Suppose that a theater is burned and many lives lost. Laws may have been passed for the safeguarding of theaters, but the manager of this house disregarded them in order to save a few dollars. There is a chance to impress regard for law and its enforcement.
Or suppose that bribery is under discussion. Here is a true story of the way in which its devious methods were impressed upon the mind of a small boy:
He was stopping with his mother in a country town, when the tailor of the place, in speaking of the day's voting, remarked: "I don't gen'ally vote, but I did to-day, because they sent a carriage up from the Center for me. It takes time to vote and 'tain't much use. What does one vote amount to anyway? But when one of the bosses is anxious enough to come an' git me, why, then I'll vote, or if they'll give me my fare on the cars."
"Why," said the boy quickly, "isn't that bribery?"
"Lord, no!" said the man, shuffling about uneasily. "That jest pays me for my time an' trouble. I don't git nothin' for my vote."
Sophistries like this should be immediately made clear to the child. It would probably be impossible to show them to that tailor.

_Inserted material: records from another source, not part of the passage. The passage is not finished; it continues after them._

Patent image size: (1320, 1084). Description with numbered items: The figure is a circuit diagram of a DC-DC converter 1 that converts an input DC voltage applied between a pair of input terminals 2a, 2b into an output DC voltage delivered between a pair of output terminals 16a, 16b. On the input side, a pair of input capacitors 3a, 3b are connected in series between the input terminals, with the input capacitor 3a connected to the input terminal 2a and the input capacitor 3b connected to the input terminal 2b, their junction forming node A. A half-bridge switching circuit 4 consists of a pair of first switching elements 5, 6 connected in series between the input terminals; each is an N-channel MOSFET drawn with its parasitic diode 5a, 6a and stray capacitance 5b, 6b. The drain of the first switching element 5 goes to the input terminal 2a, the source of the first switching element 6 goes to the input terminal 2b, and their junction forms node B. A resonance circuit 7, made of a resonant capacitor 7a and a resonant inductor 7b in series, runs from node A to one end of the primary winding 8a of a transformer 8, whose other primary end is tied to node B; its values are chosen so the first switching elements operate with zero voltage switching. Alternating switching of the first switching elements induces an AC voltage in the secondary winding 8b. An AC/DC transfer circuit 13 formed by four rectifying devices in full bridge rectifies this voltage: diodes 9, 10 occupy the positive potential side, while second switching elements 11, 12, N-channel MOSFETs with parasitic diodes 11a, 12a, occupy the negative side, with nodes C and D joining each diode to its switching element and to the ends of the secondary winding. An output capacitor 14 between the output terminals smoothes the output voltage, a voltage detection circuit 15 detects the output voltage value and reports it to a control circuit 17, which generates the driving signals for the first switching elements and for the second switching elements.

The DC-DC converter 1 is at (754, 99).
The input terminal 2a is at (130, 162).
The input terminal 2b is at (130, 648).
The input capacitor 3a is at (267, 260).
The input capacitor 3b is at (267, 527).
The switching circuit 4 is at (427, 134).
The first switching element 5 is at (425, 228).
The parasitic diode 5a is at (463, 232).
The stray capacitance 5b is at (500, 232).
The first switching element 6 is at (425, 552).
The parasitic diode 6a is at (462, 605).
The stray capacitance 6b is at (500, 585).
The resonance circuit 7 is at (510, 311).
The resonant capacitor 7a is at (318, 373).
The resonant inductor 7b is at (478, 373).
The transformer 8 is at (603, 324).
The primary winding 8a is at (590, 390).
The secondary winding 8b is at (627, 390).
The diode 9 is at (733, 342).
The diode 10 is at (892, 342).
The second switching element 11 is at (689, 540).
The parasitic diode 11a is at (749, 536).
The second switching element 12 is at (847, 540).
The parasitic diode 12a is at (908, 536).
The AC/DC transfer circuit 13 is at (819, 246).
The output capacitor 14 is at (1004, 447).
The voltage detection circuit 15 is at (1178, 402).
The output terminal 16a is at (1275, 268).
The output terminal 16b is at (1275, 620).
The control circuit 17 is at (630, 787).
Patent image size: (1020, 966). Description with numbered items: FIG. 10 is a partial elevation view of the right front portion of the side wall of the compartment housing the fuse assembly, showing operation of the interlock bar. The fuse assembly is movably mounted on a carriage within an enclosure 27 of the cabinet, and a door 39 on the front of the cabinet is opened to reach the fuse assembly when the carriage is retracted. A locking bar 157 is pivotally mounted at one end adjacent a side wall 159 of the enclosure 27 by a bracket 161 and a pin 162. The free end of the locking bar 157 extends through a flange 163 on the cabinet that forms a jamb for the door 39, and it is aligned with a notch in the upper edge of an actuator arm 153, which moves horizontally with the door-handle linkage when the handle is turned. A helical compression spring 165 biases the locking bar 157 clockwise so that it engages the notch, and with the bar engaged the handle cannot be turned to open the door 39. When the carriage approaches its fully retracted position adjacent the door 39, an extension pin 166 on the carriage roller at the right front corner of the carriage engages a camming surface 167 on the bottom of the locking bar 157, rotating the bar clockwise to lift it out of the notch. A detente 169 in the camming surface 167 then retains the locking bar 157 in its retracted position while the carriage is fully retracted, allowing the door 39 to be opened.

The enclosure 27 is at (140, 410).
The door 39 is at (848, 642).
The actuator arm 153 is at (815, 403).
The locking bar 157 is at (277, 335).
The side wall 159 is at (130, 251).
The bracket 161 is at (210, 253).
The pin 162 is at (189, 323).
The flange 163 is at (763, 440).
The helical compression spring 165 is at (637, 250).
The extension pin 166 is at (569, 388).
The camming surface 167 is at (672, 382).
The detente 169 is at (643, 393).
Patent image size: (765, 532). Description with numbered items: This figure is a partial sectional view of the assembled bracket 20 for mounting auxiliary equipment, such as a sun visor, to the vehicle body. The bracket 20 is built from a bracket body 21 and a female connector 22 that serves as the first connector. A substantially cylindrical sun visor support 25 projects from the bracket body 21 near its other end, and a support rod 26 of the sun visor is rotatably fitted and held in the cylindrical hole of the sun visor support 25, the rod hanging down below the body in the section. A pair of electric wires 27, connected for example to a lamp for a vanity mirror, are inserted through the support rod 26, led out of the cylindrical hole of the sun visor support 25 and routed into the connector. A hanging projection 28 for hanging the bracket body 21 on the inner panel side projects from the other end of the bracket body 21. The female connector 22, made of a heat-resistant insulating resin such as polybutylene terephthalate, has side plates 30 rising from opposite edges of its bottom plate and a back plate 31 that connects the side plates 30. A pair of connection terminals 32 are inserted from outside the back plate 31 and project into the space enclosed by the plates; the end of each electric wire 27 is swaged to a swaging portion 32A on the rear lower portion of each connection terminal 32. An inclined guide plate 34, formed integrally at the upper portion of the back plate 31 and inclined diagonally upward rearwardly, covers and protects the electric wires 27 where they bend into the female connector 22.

"Our Revolutionary fathers," said Horace Mann again, "abandoned their homes, sacrificed their property, encountered disease, bore hunger and cold, and stood on the fatal edge of battle, to gain that liberty which their descendants will not even go to the polls to protect. Our Pilgrim Fathers expatriated themselves, crossed the Atlantic,—then a greater enterprise than now to circumnavigate the globe,—and braved a savage foe, that they might worship God unmolested,—while many of us throw our votes in wantonness, or for a bribe, or to gratify revenge."
This is a terrible indictment. It is not as true now as it was in the time of Horace Mann. Still, the lesson contained in it should be impressed upon our children.